Crisi energetica, la ricetta di von der Leyen che assomiglia a quella di Draghi: spegni la luce, salvi l’Europa

Von der Leyen dice di consumare meno energia. Le famiglie italiane pesano il 25% dei consumi totali. Trasporti e industria, il 56

Crisi energetica, la ricetta di von der Leyen che assomiglia a quella di Draghi: spegni la luce, salvi l’Europa

In Italia i consumi energetici delle famiglie pesano per il 25,4% dei consumi finali totali. Trasporti e industria insieme ne assorbono il 56,4%. I dati vengono da Eurostat e dall’Ispra, sono verificabili e non controversi. La presidente della Commissione europea Ursula von der Leyen invece, il 13 aprile scorso, ha spiegato ai giornalisti a Bruxelles come affrontare la crisi energetica in corso: «L’energia meno costosa è ovviamente quella che non usiamo». Bisogna ridurre la domanda, ha aggiunto, «nel pieno rispetto della libera scelta dei consumatori». Il termine chiave è quello: consumatori. Le famiglie. Il riscaldamento di casa. È lì che si risolve la crisi energetica europea, mentre il Medio Oriente brucia e i prezzi del gas tornano a salire.

Il trucco è vecchio

Ci sono precedenti illustri. Il 7 aprile 2022, durante la conferenza stampa dopo l’approvazione del Documento di economia e finanza, l’allora presidente del Consiglio Mario Draghi si rivolse così ai cronisti: «Ci chiediamo se il prezzo del gas possa essere scambiato con la pace. Di fronte a queste due cose, cosa preferiamo: la pace oppure star tranquilli con l’aria condizionata accesa tutta l’estate?». E poi, direttamente a un giornalista: «Lei cosa si risponde, preferisce la pace o il condizionatore d’aria acceso?». Il contesto era l’ipotesi di un embargo sul gas russo, ma la struttura retorica era già quella: il problema energetico è tuo, dipende dal tuo comportamento, dai tuoi apparecchi domestici, dalle tue scelte. L’industria, i trasporti, la struttura del mercato: pezzi di scenario che spariscono dal palco mentre il riflettore illumina il salotto di casa.

Il meccanismo non è invenzione europea. Nel 2004 BP commissionò all’agenzia Ogilvy & Mather una campagna da oltre 200 milioni di dollari per lanciare il primo calcolatore di impronta di carbonio individuale. L’obiettivo dichiarato era l’efficienza, quello reale spostare la responsabilità dalla produzione fossile al consumatore finale. L’idea funzionò abbastanza da diventare senso comune: il problema energetico ha un nome, ed è il tuo stile di vita. Nessuna compagnia petrolifera nel mirino.

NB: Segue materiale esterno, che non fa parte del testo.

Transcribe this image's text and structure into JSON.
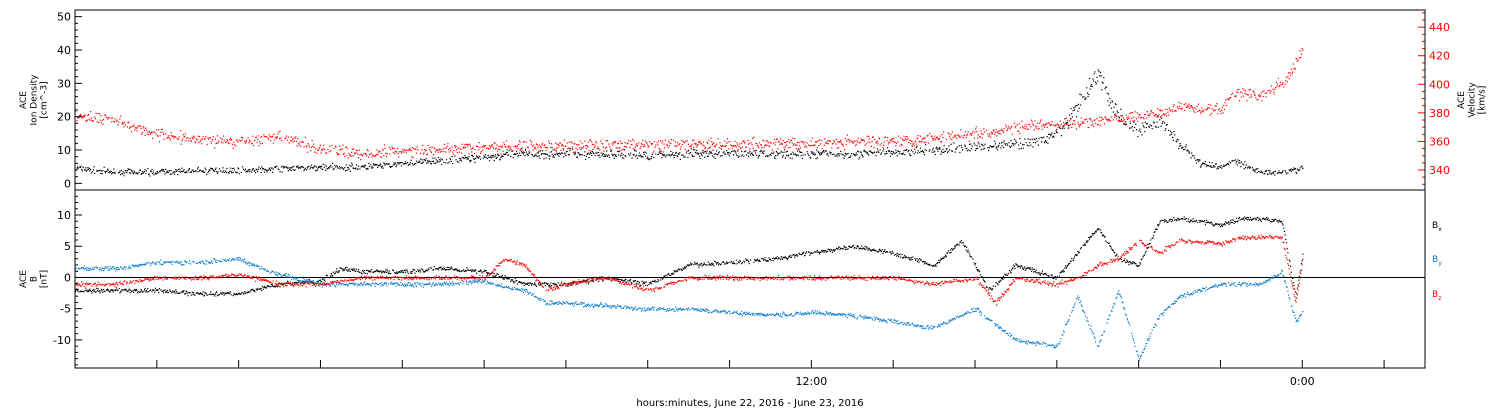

Quando i numeri non tornano

Torniamo ai dati. Secondo Eurostat, nel 2023 il consumo finale di energia nell’Unione europea si ripartisce così: trasporti al 32%, famiglie al 26,3%, industria al 24,6%. In Italia la quota residenziale si ferma al 25,4% dei consumi finali, mentre trasporti e industria insieme superano il 56%. L’Enea ha certificato che nel 2024 a trainare la ripresa dei consumi è stata la mobilità, cresciuta del 3%, e il settore civile, cresciuto del 2,5%. I consumi industriali invece sono calati del 3%, in linea con la crisi della manifattura europea. Quindi la domanda che von der Leyen vuole ridurre riguarda chi, esattamente?

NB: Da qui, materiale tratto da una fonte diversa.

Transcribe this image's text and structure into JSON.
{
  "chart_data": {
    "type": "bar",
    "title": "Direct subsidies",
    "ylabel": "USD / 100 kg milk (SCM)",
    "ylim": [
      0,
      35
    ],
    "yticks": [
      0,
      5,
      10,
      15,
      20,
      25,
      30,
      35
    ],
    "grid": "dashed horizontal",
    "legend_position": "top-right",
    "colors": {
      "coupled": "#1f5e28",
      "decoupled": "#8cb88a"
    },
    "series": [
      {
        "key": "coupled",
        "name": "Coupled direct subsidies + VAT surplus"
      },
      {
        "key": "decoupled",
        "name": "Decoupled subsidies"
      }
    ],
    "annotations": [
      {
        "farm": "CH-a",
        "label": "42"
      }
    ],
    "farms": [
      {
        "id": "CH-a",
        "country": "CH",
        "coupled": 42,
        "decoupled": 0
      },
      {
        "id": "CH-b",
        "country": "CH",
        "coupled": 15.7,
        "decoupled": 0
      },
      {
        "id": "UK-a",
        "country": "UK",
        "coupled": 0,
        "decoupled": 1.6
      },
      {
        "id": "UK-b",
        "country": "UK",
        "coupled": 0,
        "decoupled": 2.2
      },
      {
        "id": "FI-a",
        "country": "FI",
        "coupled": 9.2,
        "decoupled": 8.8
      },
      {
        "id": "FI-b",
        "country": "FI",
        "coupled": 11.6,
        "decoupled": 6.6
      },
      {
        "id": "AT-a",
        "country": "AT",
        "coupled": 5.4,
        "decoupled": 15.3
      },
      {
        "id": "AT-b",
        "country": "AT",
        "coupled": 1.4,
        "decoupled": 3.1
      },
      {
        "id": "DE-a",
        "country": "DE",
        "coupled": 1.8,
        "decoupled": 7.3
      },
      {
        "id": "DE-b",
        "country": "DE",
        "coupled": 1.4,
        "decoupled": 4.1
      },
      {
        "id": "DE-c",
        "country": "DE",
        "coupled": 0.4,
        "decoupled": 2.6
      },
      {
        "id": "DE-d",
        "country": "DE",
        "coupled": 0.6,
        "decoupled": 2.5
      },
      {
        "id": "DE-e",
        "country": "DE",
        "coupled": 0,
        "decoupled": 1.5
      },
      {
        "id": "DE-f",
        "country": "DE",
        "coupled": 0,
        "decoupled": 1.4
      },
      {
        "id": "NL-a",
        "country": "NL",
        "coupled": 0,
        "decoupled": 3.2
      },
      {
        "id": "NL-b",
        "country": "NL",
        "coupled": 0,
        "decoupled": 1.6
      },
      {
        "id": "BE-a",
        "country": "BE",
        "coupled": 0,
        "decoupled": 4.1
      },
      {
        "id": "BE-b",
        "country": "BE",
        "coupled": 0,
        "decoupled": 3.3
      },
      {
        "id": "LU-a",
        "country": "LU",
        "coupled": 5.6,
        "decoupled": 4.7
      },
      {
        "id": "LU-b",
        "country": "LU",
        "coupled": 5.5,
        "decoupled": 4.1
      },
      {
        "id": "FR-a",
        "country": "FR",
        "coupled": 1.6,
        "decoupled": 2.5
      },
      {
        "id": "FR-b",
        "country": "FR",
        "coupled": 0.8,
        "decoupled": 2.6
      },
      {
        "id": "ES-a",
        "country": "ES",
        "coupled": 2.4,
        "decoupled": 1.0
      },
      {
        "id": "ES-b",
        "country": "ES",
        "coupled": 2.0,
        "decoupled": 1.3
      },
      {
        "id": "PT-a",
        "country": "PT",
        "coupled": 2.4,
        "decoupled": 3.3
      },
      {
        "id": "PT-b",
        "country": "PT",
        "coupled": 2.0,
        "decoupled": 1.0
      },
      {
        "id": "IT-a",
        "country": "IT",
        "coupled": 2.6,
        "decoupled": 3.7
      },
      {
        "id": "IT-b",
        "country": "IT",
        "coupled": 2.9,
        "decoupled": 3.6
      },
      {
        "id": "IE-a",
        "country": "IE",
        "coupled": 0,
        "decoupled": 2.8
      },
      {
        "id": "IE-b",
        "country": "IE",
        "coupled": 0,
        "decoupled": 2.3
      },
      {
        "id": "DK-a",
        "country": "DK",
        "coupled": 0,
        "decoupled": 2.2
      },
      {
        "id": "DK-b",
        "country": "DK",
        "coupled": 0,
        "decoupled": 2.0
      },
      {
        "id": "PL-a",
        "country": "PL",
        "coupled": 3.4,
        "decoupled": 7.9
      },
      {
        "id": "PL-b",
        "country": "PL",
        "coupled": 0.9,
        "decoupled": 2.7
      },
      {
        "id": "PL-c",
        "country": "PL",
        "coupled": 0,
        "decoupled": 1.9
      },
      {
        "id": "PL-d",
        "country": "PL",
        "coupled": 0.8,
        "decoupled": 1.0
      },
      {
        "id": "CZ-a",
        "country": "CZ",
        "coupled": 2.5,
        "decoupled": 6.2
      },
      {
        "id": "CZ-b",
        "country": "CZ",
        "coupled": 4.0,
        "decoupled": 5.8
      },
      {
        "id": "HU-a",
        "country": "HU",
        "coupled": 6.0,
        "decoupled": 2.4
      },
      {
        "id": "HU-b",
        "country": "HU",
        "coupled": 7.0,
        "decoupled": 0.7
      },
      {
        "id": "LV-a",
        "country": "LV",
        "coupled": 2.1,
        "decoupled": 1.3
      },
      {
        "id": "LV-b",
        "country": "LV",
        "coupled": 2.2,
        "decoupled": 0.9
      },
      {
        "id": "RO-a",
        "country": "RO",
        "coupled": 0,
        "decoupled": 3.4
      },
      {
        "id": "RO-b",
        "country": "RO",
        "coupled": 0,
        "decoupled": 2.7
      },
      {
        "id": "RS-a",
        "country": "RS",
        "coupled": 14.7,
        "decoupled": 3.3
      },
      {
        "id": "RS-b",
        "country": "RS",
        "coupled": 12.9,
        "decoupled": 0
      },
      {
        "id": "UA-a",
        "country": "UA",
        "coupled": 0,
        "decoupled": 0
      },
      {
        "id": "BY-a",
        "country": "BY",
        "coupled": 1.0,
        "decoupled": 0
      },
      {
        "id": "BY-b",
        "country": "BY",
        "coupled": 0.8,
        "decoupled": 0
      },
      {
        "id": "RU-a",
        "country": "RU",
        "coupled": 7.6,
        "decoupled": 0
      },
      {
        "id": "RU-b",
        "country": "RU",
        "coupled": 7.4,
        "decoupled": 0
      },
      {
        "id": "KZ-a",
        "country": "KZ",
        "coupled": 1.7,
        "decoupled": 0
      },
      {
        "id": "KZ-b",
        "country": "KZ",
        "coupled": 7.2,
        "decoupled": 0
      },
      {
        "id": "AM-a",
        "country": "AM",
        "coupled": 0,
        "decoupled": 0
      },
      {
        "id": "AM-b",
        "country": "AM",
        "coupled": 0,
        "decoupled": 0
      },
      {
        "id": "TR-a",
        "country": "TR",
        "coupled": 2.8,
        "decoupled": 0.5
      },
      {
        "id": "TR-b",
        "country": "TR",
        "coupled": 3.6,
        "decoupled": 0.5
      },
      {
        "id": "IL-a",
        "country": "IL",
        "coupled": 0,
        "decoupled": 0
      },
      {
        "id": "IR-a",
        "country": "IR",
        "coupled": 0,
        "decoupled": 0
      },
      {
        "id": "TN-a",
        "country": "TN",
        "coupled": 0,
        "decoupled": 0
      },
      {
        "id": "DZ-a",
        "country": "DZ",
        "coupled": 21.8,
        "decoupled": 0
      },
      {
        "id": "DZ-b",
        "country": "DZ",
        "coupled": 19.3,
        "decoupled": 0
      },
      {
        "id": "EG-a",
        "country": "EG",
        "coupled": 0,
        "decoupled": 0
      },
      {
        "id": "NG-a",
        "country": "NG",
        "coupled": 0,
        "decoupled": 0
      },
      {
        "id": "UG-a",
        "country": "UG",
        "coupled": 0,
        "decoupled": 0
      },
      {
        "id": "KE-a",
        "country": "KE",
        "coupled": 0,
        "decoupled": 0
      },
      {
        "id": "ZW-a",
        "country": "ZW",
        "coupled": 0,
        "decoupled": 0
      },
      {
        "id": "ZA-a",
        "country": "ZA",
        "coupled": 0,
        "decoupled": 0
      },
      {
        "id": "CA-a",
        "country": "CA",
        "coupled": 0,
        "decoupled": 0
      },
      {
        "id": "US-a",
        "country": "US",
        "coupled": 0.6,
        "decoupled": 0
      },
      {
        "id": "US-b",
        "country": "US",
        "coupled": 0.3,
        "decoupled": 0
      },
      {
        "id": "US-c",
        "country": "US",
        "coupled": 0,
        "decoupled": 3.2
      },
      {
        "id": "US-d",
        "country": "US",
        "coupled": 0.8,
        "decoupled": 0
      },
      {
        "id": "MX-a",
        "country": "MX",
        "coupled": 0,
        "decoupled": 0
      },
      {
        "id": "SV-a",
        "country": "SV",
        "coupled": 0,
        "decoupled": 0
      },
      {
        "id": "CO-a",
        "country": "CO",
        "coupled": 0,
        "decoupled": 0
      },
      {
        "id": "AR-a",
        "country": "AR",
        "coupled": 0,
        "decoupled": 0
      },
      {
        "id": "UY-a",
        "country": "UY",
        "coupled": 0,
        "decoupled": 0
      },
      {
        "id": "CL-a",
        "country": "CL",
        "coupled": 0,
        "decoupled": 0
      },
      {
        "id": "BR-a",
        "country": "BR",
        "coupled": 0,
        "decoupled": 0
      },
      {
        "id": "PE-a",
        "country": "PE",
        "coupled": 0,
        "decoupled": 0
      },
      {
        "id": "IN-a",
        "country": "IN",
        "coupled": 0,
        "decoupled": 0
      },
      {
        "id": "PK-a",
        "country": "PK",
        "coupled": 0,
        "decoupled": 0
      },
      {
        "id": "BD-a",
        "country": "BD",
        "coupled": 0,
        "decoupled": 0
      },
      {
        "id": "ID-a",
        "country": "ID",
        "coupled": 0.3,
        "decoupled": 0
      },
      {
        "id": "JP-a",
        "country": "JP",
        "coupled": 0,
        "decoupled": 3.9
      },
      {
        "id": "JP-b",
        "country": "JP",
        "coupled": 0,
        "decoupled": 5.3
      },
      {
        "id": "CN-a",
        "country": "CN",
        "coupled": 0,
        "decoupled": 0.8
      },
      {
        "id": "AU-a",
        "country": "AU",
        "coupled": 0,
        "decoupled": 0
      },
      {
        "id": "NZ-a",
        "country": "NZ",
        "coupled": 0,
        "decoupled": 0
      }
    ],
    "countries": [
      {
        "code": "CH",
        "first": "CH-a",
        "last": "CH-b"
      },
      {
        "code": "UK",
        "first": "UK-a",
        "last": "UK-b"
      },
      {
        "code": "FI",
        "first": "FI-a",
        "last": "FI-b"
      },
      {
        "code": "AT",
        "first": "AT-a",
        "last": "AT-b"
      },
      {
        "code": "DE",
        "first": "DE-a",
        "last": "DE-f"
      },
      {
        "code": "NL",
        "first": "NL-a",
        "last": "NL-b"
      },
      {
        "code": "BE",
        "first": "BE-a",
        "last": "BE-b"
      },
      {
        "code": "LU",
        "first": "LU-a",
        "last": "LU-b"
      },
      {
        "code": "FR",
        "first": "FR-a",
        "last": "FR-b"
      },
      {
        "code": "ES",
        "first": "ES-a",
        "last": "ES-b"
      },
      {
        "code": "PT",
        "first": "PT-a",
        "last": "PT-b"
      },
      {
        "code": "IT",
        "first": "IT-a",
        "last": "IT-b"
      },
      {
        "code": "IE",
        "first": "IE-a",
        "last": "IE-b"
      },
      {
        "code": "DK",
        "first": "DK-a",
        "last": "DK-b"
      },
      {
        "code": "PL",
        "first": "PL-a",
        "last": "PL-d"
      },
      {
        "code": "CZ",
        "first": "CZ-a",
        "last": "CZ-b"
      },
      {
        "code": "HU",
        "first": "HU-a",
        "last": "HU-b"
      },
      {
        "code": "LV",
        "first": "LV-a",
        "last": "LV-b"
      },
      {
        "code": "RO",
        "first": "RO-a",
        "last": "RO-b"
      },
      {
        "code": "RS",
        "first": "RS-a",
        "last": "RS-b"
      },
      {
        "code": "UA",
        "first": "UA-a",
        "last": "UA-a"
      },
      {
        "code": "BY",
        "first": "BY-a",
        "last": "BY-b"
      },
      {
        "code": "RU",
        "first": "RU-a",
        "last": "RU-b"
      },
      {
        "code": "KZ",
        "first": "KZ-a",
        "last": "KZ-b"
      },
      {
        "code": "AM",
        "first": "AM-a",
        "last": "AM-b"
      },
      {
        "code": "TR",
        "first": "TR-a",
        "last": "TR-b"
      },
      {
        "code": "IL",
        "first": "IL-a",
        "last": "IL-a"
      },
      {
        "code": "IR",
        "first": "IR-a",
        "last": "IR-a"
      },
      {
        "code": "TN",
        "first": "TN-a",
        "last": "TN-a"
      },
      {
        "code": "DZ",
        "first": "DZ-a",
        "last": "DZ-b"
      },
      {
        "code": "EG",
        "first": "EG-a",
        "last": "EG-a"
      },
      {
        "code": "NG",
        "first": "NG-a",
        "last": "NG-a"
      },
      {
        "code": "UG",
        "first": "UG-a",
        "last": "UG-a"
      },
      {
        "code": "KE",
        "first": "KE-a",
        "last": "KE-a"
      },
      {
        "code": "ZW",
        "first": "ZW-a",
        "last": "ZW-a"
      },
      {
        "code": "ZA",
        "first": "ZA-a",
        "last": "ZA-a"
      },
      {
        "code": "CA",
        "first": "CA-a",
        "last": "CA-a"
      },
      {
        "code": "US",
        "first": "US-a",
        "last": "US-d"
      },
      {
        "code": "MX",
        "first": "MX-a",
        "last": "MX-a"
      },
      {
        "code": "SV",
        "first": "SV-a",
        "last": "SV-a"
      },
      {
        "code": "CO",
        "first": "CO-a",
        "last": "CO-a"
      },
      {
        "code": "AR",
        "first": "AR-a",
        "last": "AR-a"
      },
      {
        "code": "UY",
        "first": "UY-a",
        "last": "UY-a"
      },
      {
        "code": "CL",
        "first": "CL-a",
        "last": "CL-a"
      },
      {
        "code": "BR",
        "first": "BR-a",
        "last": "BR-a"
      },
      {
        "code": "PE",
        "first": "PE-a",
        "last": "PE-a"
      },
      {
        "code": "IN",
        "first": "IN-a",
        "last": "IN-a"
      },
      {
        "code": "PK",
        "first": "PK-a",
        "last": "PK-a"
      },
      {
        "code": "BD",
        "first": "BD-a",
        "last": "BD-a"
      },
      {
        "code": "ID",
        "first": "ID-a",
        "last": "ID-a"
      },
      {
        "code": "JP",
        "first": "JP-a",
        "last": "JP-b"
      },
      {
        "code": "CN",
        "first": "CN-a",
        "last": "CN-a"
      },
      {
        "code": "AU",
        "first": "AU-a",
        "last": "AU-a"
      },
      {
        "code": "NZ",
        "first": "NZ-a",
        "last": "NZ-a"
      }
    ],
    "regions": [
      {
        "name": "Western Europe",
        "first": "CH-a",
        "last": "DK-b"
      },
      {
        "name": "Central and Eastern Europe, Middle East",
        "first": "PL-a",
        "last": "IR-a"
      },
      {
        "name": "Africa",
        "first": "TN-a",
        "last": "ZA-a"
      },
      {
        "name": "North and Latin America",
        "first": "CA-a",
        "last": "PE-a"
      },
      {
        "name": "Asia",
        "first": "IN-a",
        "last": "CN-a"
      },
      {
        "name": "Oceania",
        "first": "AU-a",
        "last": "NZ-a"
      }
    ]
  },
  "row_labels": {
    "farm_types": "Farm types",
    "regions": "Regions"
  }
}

Risposta della Commissione: i consumatori, nel pieno rispetto della loro libera scelta. La formula è elegante perché lascia intendere che nessuno verrà obbligato a nulla, che la riduzione sarà un atto volontario, civico. Solo che il mercato energetico europeo scarica i costi delle crisi sulle tariffe domestiche molto più velocemente di quanto le scarichi sulle bollette industriali. Nel primo semestre del 2025, stando a Eurostat, i prezzi per i consumatori non domestici nell’Ue sono aumentati dello 0,9%. L’invito alla virtù dei consumatori vale poco quando la bolletta è già una forma di razionamento.

L’Italia paga la bolletta elettrica più cara d’Europa: 108 euro per megawattora come media annua 2024, contro i 78 della Germania, i 63 della Spagna e i 58 della Francia. Questa forbice non la chiude il risparmio domestico. La chiuderebbe una politica sui meccanismi di formazione dei prezzi, sui sussidi nascosti alle fonti fossili. Argomenti assenti, come al solito, nel comunicato della Commissione. Il condizionatore rimane spento. L’Europa ringrazia.